What It's About

TRIBEWORK is about consuming the process of life, the journey, together.

Saturday, January 22, 2011

Something So Tweetable


It’s a superficial world that wants a hundred 140-character messages of meaning in a ten minute portion of web browsing; one that chews data up and spits information out at diabolical pace... yet, that’s us. Quick and to the point—even if depth is skimped—seems to be ‘it’ for our day. We’re past masters at it.

We can do better.

People can be met and listened to. Freedom can be known in taking a few more nanoseconds to get our minds around an important concept. The physical world can be touched.

Tweets and status updates (short ones!) have their place, but what’s sacrificed to the popularising of the masses? Our dignity for one...

A Deeper Premise

The people seeking the time to go deeper are those extracting life from life; not some fake adventure like one of those skimming rocks across the placid lake’s surface. They get to the other side and know nothing of negotiating with skill and fortitude the rapids upstream.

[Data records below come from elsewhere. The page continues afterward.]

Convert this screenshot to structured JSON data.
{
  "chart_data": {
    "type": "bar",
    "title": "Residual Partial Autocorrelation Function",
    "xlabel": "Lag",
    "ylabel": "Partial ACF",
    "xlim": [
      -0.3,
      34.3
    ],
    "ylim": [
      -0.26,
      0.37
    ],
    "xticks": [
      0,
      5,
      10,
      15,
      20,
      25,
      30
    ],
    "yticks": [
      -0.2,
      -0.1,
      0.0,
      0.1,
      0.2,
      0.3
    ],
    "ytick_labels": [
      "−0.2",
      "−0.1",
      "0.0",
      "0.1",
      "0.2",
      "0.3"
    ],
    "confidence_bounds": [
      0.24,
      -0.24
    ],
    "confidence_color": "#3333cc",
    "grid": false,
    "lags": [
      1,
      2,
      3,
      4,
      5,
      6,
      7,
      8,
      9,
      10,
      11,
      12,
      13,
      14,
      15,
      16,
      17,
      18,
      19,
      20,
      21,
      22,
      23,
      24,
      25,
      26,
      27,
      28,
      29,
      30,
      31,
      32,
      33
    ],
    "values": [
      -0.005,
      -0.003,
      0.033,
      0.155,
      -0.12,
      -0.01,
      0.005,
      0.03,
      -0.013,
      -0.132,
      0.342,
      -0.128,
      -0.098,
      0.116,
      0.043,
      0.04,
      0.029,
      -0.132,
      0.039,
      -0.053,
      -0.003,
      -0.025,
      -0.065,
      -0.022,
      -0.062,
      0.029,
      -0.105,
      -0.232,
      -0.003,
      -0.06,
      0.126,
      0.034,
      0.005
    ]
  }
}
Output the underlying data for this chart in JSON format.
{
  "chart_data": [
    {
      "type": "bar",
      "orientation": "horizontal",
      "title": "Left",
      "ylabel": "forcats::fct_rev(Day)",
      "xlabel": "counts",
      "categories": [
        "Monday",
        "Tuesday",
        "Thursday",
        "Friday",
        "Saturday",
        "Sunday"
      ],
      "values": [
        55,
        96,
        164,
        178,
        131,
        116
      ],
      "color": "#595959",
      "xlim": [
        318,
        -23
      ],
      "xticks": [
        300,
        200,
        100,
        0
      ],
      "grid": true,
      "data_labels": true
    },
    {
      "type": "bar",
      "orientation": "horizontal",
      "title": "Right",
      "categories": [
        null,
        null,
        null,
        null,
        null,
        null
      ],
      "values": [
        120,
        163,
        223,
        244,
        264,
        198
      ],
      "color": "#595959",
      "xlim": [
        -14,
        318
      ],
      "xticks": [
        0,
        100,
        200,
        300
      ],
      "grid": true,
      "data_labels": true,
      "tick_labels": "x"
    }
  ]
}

The rapids produce difficulty, of course.

Most people studiously avoid difficulty. Yet, no risk means no return. A fake world is returned, no questions asked.

Exploring is the essence of the true life experience. Even though we struggle to plunge deeply into many things there are some things we can’t help get lost in. Getting lost is fun.

Getting lost is life.

The Mystery of a Good Tweet

‘Elegant simplicity’ is the term. That is, come up with a 140-character tweet or slightly longer status update that actually encourages fossicking! This is our challenge, and there are some who are becoming brilliant at it... but it still won’t feed a hungry soul clawing to be edified.

The generation of interest and appetite to learn, however, is the founding of edification. Something so tweetable ventures into this territory.

© 2011 S. J. Wickham.

P.S. Will we even have ‘tweets’ and ‘status updates’ in twenty years?